III
Take down: it is beginning. The spirit and the message of the season (as they communicated themselves to him) began, as opiate among enfevered senses, to steal about his thoughts. Had anything happened? His feeling was rather that he was at the beginning of something; or at the end of something, which was the same thing. The place whereon he stood entered into his thoughts. He had left the main road and was skirting through the school precincts. He was crossing The Strip, historic sward whereon were played the First XV football matches. Impossible to be upon The Strip without peopling it again with the tremendous battles that had been here, the giants of football who here had made their fame and the school’s fame; the crowded, tumultuous touch lines; the silent, tremendous combat in between. Memories came to him of his own two seasons in the XV; his own name from a thousand throats upon the wintry air. His muscles tautened as again he fought some certain of those enormous moments when the whole of life was bound up solely in the unspeakable necessity to win. Astounding trick of thought from what beset him! He was alone upon The Strip, in an overcoat, on the way to forty, not a sound, not a soul, and with that brooding sense of being upon the edge and threshold of something vast, dark, threatening, unfathomable.
IV
Down the steep hill flanked by masters’ houses.

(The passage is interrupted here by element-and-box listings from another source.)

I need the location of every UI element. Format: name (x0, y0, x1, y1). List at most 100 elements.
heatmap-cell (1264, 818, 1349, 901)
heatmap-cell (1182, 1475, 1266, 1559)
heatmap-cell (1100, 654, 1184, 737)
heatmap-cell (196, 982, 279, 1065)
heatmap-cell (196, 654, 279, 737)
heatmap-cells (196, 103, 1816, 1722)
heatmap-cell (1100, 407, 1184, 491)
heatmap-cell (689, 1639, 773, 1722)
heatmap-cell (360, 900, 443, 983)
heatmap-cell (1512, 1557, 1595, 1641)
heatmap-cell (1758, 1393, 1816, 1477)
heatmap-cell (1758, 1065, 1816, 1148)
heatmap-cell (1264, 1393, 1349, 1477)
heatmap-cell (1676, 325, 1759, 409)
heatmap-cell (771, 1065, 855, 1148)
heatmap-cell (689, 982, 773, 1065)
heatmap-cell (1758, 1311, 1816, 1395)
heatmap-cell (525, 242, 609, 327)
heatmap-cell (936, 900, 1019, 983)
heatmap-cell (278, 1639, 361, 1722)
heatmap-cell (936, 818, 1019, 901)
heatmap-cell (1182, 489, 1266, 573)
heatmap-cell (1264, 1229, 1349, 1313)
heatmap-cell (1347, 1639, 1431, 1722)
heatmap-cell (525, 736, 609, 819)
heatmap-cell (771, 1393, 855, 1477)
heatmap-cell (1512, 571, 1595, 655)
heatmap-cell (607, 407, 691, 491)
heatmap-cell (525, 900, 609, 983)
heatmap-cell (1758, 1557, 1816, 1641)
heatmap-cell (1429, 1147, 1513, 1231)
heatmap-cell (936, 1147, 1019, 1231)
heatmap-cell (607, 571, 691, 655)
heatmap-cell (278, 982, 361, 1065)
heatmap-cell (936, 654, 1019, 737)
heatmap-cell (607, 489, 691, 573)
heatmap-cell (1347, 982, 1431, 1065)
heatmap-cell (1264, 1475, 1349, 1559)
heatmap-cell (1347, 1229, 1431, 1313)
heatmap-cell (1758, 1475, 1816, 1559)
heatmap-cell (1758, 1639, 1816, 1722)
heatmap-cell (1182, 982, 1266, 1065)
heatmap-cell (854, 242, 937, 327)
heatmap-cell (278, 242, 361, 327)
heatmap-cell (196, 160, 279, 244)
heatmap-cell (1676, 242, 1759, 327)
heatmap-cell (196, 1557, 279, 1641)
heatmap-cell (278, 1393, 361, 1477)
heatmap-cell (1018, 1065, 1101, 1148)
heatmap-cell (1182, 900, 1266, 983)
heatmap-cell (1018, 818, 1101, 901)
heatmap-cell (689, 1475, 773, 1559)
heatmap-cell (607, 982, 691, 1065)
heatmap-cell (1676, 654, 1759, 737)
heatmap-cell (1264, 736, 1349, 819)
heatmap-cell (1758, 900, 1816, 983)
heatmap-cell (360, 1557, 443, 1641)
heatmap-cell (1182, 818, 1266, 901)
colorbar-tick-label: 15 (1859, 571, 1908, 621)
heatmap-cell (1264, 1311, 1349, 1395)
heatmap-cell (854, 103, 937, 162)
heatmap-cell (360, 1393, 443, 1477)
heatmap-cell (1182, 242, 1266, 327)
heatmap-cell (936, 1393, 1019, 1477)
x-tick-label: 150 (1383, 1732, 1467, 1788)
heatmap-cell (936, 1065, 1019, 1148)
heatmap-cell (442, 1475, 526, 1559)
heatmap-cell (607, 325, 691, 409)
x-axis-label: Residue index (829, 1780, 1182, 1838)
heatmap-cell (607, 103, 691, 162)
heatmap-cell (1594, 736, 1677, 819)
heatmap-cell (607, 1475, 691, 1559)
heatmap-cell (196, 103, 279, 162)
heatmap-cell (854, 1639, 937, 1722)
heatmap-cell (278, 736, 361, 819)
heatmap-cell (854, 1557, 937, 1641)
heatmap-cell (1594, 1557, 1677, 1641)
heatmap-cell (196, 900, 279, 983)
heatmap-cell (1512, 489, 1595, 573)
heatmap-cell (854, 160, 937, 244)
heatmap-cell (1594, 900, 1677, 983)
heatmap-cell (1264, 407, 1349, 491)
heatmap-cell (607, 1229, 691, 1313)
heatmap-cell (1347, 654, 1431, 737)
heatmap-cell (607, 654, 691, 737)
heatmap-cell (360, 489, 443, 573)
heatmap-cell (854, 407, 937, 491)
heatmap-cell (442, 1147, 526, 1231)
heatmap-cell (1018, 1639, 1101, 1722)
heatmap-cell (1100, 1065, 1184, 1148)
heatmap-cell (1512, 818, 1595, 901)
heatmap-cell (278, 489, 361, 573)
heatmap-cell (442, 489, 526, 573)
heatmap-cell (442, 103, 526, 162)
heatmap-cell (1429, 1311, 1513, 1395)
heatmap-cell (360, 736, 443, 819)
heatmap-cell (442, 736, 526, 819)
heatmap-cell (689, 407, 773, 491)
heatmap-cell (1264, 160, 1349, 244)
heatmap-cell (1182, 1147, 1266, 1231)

Twilight merging now into darkness. Boys passing in and out of the gateways. Past Telfer’s which had been his own house. All this youth was preparing for life; all these houses eternally, generation after generation, pouring boys out into life as at Shotley iron foundry he had seen molten metal poured out of a cauldron. And every boy, poured out, imagined he was going to live his own life. O hapless delusion! Lo, as the same moulds awaited and confined the metal, so the same moulds awaited and confined the living stuff. Mysterious conventions, laws, labours; imperceptibly receiving; implacably binding and shaping. The last day he had come down the steps of Telfer’s—jumped down—how distinctly he remembered it! It was his own life he was coming down, eagerly jumping down, into.—Well, here he was, passing those very steps, and whose life was he living? Mabel’s? Old Fortune’s? And to what end?
V
Whose life was Nona living?
He had asked her, “Tell me about you and Tybar.”
With pitiable gentleness of voice she had approached that quantity which had been missing from her first statement of her position. And she had done tribute to her husband’s parts with generosity, nay with pride. “Tony does everything better than any one else.” She had said it on that occasion of their first reencounter; its burthen had been the opening of her recital of what else she had for him.